By adopting a longer, thinner, and more “needle-shaped” laser light beam than other PAM technologies, NB-PAM enhances the depth of field. By altering the optical properties of the beam, it is possible to avoid some of the problems that come with previous attempts to enhance the depth of field of PAM technology, such as slower operation or increased computing power needs.

A diffractive optical element (DOE) is a specialised tool used to produce this needle-shaped beam. A DOE appears to be a thin sheet of glass to the untrained eye, but it is a piece of fused silica with precise patterns carved on it.
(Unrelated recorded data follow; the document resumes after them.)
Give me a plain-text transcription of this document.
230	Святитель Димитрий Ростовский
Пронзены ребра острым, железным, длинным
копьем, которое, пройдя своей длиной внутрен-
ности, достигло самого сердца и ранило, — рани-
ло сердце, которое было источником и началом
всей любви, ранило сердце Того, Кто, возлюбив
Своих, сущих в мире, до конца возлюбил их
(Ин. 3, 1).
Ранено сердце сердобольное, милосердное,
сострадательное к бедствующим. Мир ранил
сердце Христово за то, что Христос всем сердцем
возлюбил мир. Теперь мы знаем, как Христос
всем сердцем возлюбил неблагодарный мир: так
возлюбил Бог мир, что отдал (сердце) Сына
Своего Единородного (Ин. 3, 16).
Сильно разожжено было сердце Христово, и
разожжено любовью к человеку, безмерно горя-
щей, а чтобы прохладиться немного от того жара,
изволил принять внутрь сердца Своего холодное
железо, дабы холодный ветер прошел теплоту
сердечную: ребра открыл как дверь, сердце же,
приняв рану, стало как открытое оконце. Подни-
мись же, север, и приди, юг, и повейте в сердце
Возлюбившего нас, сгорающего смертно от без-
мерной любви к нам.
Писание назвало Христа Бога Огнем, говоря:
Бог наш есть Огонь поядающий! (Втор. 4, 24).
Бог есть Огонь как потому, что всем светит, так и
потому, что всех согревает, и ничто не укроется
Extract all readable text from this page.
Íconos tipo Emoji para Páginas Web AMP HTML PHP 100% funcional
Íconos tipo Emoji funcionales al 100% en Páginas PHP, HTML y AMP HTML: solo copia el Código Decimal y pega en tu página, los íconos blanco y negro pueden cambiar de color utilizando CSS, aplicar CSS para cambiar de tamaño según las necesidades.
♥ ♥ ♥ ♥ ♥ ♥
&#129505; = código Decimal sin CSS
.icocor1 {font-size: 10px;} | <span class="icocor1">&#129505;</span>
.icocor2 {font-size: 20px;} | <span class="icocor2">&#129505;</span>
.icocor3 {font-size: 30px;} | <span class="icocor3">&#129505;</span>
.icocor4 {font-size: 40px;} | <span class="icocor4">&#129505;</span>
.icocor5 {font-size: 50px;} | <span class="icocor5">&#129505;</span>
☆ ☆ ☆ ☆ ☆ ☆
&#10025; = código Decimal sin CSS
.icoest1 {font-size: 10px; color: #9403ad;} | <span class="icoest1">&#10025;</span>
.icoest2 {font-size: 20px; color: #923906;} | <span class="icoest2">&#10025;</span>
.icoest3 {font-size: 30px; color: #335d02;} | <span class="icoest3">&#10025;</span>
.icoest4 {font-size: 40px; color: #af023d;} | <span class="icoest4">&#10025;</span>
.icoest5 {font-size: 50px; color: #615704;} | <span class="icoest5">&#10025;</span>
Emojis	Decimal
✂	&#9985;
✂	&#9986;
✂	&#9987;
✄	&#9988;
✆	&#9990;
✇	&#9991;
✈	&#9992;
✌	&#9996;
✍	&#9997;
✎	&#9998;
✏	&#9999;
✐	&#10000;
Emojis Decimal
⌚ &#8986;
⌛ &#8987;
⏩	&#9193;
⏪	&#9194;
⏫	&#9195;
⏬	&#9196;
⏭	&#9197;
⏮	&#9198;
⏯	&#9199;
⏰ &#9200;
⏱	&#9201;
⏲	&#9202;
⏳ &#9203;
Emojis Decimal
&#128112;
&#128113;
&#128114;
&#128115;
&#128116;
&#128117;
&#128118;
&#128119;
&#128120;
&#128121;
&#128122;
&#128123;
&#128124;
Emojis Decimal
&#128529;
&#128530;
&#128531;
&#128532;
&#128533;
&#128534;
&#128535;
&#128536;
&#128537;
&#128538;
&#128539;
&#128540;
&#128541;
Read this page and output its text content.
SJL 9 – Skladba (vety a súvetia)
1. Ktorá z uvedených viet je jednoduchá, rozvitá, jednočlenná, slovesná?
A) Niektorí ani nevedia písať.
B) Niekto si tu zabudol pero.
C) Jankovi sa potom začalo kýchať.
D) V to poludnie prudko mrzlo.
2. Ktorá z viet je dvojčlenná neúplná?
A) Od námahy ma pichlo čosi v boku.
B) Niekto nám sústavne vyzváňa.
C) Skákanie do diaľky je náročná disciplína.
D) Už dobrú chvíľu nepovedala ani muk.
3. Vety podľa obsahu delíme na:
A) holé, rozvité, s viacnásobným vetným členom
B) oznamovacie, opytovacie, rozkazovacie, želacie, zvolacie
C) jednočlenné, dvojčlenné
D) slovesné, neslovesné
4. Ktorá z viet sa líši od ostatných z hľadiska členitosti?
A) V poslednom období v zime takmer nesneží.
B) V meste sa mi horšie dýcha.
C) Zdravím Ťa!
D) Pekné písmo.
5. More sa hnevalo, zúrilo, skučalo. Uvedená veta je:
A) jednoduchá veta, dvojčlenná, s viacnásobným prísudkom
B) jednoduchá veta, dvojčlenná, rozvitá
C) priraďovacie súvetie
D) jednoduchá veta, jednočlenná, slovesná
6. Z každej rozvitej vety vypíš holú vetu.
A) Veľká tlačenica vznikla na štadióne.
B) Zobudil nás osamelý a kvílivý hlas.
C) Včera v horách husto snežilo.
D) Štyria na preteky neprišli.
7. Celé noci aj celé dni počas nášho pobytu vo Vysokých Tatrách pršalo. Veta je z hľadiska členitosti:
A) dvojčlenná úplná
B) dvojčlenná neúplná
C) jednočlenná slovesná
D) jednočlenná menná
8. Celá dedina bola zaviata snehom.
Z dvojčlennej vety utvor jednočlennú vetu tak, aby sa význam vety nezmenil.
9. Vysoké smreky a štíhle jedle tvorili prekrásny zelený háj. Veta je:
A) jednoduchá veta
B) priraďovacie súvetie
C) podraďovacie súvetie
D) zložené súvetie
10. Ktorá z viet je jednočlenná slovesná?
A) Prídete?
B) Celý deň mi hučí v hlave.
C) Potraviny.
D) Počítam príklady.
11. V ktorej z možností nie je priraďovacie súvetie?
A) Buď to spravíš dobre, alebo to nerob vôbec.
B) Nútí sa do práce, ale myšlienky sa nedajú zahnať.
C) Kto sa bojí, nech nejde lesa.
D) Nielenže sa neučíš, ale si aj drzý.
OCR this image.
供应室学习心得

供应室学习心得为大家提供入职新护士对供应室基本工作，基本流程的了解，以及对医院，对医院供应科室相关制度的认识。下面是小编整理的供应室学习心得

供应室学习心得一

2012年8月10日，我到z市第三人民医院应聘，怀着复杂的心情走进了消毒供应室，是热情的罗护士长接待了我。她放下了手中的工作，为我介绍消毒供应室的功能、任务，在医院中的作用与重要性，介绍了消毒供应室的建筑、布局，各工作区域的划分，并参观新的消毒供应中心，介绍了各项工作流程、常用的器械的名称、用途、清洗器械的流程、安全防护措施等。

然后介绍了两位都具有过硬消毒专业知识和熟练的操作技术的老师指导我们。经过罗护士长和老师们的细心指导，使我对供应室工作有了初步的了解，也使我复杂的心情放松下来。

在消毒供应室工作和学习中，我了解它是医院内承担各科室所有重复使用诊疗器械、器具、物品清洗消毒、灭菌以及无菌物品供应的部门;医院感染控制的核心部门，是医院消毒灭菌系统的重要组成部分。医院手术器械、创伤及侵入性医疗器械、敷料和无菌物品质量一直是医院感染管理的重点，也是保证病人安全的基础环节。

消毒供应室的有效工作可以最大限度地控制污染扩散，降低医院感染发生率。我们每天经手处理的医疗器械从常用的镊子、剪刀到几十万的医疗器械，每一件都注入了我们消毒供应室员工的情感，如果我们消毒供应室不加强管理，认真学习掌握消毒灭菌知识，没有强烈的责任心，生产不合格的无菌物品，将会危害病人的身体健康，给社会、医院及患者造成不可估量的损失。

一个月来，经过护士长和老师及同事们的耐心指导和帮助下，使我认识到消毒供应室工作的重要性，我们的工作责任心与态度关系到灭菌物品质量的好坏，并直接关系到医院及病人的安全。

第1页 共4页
These patterns alter the form of the imaging beam of light, causing it to be dragged out into a long, thin neck rather than focusing on a sharp point along the propagation axis. As a result, it can image objects more clearly at a wider range of depths.

The researchers used two different imaging techniques to show this increased depth of field, including imaging in vivo mouse brain vasculature with a blue laser and imaging fresh organ samples with an ultraviolet laser.

According to Wang, this approach opens new possibilities for examining tissue samples during surgery, allowing total eradication of malignant cells and maximum preservation of normal ones. Translation into the operation room is a logical area for investigation in the future.

Meanwhile, the only core facility on the Caltech campus that offers light microscopy facilities is the Biological Imaging Facility or BIF (formerly known as the Biological Imaging Centre, BIC).

The BIF offers software tools for processing and interpreting image data in addition to microscopes. Two computer workstations at the BIF are equipped with Bitplane’s Imaris 3D/4D image processing and visualisation software.

A third computer workstation is running the Linux version of Scientific Volume Imaging B.V.’s (SVI) Huygens software, a strong image deconvolution application.